Bret Stephens on the Insane Iran Arrangement
[guest post by JVW]
The headline isn’t quite fully alliterative, but I tried to come close.
Over at the Wall Street Journal, Bret Stephens unpacks the recent developments in our post-reaproachment with Iran world. Spoiler alert: the mullahs are already gleefully violating the terms they had allegedly agreed to. Stephens writes of a recent ballistic missile test, expressly prohibited by the agreement:
Earlier this month Iran test-fired a new-generation ballistic missile, called Emad, with an estimated 1,000-mile range and a 1,600-pound payload. Its only practical military use is to deliver a nuclear warhead. The test was a bald violation of the Security Council’s Resolution 2231, adopted unanimously in July, in which “Iran is called upon not to undertake any activity related to ballistic missiles designed to be capable of delivering nuclear weapons” for at least eight years.
Then Supreme Leader Ali Khamenei weighed in on the nuclear deal by way of a public letter to President Hassan Rouhani. “The behavior and words of the U.S. government in the nuclear issue and its prolonged and boring negotiations,” he wrote, “showed that [the nuclear issue] was also another link in their chain of hostile enmity with the Islamic Republic.”

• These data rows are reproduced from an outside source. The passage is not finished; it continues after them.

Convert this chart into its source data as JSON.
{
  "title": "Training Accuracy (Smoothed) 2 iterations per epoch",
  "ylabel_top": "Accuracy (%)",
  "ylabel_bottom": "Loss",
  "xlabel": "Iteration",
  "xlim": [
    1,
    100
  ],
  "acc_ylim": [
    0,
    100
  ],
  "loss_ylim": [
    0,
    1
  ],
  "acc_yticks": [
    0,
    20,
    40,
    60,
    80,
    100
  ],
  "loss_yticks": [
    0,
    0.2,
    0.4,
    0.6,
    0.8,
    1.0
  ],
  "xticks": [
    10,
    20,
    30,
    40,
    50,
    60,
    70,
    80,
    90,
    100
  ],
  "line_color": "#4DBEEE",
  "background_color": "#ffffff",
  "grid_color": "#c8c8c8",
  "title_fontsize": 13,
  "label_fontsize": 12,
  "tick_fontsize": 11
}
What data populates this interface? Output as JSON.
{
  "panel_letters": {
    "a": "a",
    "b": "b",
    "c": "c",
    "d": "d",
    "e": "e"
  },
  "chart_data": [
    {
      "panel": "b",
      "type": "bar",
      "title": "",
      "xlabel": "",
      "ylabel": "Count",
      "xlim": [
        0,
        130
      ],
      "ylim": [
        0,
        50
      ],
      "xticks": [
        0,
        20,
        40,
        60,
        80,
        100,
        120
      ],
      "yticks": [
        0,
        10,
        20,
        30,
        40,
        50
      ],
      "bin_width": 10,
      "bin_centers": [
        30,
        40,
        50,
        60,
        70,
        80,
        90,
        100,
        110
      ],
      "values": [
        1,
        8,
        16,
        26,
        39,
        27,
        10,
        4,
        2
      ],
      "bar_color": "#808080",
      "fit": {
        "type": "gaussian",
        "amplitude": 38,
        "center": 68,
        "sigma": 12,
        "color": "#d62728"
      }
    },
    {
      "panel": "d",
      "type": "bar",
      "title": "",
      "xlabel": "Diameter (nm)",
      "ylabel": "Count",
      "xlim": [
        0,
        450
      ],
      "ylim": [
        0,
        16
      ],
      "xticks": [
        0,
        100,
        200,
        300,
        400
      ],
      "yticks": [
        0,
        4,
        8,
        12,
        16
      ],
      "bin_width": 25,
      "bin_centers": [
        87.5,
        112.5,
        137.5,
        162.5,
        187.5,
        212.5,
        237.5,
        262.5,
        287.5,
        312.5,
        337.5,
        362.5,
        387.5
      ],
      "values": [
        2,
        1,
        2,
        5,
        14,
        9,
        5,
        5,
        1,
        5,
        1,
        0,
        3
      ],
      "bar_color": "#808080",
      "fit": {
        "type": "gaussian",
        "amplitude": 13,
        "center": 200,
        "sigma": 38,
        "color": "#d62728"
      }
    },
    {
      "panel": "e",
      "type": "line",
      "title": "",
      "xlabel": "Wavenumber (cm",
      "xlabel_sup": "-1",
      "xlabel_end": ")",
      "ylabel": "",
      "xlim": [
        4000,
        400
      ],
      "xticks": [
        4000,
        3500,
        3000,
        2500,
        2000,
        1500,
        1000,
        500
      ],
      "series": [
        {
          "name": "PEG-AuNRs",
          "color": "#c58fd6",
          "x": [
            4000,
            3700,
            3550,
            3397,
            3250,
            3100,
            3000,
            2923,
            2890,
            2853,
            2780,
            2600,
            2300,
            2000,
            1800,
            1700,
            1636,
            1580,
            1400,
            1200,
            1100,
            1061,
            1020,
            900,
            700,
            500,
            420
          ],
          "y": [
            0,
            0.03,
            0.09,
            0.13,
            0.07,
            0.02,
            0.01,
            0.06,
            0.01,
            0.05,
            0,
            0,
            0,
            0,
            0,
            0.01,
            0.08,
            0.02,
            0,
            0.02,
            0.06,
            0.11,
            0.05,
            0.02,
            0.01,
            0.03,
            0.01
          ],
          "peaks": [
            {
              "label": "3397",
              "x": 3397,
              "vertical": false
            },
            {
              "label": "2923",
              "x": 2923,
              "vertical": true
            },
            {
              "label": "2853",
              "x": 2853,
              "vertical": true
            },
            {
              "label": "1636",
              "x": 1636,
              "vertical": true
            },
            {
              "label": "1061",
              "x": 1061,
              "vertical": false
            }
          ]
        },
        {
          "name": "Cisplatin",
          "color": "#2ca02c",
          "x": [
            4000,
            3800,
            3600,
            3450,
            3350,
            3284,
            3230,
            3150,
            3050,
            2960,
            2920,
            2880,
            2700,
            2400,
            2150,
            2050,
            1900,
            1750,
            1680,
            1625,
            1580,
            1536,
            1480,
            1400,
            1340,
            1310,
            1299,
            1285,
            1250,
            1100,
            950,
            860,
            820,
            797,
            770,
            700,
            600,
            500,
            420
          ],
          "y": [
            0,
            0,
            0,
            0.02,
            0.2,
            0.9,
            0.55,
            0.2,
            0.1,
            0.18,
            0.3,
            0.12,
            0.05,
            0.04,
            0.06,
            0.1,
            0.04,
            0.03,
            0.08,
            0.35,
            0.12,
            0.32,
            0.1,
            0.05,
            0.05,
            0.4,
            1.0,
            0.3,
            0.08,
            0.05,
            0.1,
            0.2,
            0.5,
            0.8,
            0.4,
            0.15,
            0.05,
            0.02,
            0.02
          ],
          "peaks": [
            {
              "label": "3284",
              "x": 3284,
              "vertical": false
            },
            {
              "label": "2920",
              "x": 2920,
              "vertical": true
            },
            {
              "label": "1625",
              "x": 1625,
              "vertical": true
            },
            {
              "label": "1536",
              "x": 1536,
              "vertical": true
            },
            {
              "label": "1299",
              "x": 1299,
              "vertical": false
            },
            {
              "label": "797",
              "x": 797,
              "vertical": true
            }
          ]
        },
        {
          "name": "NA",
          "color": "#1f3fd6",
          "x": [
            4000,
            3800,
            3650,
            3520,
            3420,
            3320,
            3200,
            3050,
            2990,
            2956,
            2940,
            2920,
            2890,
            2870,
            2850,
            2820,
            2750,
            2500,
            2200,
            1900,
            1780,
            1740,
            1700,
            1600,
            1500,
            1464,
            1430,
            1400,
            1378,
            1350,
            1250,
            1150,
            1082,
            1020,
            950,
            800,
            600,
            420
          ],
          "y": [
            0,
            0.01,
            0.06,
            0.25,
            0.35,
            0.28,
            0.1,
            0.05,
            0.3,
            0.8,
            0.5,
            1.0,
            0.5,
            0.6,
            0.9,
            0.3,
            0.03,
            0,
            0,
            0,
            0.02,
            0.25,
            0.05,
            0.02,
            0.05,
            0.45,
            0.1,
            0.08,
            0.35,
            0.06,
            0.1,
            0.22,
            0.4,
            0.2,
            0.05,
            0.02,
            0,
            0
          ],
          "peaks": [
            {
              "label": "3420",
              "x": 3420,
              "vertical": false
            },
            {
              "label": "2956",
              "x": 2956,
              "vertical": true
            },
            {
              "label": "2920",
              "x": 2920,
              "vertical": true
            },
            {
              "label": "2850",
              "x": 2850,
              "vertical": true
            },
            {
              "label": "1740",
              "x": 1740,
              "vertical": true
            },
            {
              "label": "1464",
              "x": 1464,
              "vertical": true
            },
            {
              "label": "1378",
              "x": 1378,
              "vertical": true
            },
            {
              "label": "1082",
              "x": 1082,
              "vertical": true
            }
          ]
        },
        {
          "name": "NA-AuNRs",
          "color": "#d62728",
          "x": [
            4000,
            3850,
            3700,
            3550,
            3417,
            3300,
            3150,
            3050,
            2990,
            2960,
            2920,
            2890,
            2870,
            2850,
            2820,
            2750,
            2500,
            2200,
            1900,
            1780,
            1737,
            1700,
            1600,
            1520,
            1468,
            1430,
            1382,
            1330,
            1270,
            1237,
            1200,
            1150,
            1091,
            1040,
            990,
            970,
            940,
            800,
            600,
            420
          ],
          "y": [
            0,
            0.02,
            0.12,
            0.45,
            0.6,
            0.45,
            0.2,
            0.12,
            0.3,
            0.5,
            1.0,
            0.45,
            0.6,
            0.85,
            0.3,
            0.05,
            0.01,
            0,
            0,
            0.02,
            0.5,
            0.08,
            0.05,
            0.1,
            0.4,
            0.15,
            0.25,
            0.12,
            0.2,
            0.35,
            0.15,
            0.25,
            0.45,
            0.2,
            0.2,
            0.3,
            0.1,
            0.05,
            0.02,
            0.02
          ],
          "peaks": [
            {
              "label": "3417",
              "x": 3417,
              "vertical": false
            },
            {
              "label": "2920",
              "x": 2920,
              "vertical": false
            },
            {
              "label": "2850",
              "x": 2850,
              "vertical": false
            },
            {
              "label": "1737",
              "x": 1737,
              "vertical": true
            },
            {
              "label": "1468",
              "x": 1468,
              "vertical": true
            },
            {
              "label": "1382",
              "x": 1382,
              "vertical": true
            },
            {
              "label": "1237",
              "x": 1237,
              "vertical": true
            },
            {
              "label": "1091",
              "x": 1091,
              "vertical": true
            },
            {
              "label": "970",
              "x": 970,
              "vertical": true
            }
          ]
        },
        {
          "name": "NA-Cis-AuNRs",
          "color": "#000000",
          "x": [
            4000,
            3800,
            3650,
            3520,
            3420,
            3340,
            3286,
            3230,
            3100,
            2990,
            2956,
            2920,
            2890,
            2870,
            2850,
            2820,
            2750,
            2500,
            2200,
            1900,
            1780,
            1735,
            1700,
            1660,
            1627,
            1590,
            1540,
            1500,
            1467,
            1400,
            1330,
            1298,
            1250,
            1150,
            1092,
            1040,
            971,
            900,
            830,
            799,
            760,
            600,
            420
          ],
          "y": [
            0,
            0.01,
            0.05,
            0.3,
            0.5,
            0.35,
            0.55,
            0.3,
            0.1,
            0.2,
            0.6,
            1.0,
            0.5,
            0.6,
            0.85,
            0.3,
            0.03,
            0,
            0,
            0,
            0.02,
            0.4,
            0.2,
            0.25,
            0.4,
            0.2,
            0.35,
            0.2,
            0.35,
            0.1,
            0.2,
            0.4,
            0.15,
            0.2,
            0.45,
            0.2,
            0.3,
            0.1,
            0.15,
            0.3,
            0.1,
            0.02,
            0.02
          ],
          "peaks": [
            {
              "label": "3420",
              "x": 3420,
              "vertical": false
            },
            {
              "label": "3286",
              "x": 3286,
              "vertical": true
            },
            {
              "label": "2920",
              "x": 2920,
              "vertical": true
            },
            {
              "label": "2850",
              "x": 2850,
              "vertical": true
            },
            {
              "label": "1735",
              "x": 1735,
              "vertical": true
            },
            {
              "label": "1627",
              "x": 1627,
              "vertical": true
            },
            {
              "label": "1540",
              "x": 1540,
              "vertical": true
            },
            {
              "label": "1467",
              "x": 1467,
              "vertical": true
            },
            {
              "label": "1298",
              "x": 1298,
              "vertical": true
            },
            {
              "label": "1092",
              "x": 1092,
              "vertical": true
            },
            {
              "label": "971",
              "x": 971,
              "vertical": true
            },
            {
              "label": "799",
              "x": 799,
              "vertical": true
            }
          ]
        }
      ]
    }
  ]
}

Grant this to Khamenei: the negotiations were indeed prolonged and boring, mostly because Secretary of State Kerry lacked the guts and good sense to walk away from them. Iran now demands not just that the United States and its Western allies temporarily suspend sanctions, but that sanctions be formally and permanently lifted. Not that this is a huge deal, since by allowing this treaty to be sent to the United Nations without Congressional assent the Obama Administration has provided the green light for Russia and China to resume open and free trade with the Islamic Republic regardless of what the West chooses to do.
Stephens also points out that the very day after conducting the prohibited missile test, Iran convicted Iranian-American reporter Jason Rezaian of espionage and treason, despite complaints from the White House that the trial was — let’s see: what sort of strong term should we use to express our opprobrium? ah yes, I have it — “opaque.”
When Barack Obama told us back in 2008 that the was willing to negotiate with Iran without any preconditions, should we have known that there would in fact be no conditions of any sort whatsoever? The only thing we seem to have been interested in is how deftly we could camouflage our full capitulation.